Published on:

Defendant’s failure to object with specificity results in the court affirming a sentence enhancement for a prior burglary conviction as a crime of violence

After the defendant in U.S. v Ramirez-Florez pleaded guilty to reentry after deportation, he received a 16-level enhancement in his sentencing guidelines range because of a prior conviction for burglary of a dwelling in violation of the South Carolina conviction for burglary of a dwelling conviction that the district court determined was a crime of violence. The statute encompasses more than the generic definition of a burglary which is the unlawful entry into a residence. It also encompasses the unlawful entry into non-generic structures such as outhouses, sheds, or other buildings that are within two hundred yards of an appurtenant to a residence. Following the sentencing and after the briefs were filed on appeal, the Supreme Court decided Descamps v. U. S. and the defendant raised the argument for the first time at oral argument that the South Caroline statute is not divisible under Descamps and the district court erred in applying the modified categorical approach. In a divisible statute, where the statute sets out one or more elements of the offense in the alternative that in effect creates several different crimes, the courts must apply the modified categorical approach. If at least one of the alternative elements matches the generic definition, the court may consult a limited class of documents, such as the indictment and jury instructions to determine which element formed the basis of the defendant’s prior conviction.

Viewed the challenge to the defendant’s argument that the statute was divisible under the plain error because the argument was not raised before the district court or in the briefs on appeal. The defendant could not show that that the error was plain or obvious that the South Carolina statute is not divisible and found the issue is subject to interpretation.

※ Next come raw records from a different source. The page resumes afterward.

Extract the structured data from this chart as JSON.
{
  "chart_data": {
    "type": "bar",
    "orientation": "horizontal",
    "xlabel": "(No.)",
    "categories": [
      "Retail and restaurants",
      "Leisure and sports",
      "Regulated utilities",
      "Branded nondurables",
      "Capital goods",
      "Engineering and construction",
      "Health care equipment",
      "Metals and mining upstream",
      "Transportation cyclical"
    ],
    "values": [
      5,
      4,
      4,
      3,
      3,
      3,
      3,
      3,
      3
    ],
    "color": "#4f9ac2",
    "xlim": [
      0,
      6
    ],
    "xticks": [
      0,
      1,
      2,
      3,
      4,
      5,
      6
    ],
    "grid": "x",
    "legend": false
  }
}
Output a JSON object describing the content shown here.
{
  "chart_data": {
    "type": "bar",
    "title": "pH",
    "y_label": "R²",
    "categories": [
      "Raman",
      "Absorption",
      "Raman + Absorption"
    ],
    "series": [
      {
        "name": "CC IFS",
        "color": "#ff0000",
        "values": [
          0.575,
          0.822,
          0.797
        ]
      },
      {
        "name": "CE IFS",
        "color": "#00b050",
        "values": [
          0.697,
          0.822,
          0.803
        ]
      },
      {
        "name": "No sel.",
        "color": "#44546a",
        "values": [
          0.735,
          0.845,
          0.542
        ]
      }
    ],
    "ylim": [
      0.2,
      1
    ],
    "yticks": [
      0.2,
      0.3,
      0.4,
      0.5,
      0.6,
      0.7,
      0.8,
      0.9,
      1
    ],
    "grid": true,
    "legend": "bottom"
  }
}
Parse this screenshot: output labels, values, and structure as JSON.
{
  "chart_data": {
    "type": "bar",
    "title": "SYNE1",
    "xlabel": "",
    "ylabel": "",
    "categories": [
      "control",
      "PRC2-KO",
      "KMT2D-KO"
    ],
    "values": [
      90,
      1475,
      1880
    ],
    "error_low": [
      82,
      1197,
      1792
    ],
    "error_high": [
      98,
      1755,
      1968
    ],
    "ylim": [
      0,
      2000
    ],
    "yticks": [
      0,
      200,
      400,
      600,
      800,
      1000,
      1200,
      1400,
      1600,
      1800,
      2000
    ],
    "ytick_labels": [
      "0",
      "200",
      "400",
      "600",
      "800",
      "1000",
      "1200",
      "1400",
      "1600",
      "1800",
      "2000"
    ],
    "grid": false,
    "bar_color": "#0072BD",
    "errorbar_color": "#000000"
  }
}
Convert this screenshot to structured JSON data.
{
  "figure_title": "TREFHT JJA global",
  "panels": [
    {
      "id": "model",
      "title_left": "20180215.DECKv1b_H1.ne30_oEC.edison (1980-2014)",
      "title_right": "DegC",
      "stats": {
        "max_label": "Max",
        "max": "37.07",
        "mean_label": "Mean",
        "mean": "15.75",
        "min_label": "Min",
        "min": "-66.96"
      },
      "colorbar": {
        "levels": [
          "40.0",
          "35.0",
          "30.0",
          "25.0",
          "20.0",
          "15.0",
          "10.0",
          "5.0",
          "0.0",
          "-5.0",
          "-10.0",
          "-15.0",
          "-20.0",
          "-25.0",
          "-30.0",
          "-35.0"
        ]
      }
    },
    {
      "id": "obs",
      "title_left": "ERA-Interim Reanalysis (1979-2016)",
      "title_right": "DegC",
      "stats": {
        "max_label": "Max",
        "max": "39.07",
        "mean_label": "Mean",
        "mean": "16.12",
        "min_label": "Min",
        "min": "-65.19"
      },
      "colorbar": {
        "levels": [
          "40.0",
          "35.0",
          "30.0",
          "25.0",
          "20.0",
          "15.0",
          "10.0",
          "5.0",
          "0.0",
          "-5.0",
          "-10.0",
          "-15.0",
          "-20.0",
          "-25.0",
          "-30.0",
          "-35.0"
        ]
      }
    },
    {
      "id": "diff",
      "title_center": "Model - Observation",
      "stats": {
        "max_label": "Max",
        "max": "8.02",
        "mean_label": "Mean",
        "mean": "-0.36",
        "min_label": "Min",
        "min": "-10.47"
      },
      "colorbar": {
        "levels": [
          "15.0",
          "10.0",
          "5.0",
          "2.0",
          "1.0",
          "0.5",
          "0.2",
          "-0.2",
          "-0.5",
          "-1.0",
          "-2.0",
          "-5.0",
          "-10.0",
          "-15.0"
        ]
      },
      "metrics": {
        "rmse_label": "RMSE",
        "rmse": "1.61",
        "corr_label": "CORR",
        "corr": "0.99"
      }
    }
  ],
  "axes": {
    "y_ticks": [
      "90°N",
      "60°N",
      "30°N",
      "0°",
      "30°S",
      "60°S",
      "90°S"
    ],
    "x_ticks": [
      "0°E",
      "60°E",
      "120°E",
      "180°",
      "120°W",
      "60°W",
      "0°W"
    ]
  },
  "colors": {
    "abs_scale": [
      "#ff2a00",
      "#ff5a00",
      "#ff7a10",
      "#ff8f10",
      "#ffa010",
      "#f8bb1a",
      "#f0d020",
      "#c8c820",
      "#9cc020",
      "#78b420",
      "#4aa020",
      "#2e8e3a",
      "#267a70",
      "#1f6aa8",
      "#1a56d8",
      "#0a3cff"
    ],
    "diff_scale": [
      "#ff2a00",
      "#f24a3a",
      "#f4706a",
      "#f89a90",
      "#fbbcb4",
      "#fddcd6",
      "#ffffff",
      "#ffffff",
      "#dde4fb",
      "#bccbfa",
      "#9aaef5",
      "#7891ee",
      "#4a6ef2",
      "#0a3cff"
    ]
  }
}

In his second argument raised in the brief, he argued that his prior South Carolina conviction did not qualify as a crime of violence because the Shepard documents do not prove that he burglarized a generic dwelling. Because Ramirez-Flores could not show that the statute was indivisible, the court decided it was appropriate to consider Shepard documents. As the presentence investigation (psi) report presented evidence to the district court that the defendant’s prior burglary conviction involved the burglary of a residence. A court applying the modified categorical approach may consider undisputed facts in the psi which in this case said that the defendant forcibly entered the victim’s residence with a codefendant and removed property from the residence. Ramirez-Flores claims he objected at the sentencing hearing to these facts in the psi and therefore cannot rely on its description of his conduct. The court found that his objection was only a general objection to the factual and legal statements in the particular paragraph relating to the narrative of this prior conviction. The court held that vague assertions of inaccuracies are not sufficient to raise a factual dispute. “We require objections to the psi to be made with specificity and clarity in order to alert the government and the district court to the mistake of which the defendant complains.” The only factual objection made by the defendant to the psi was that the prior crime was not a crime violence and this did not fairly apprise the government or the court of any objections. Therefor the district court properly relied on undisputed facts.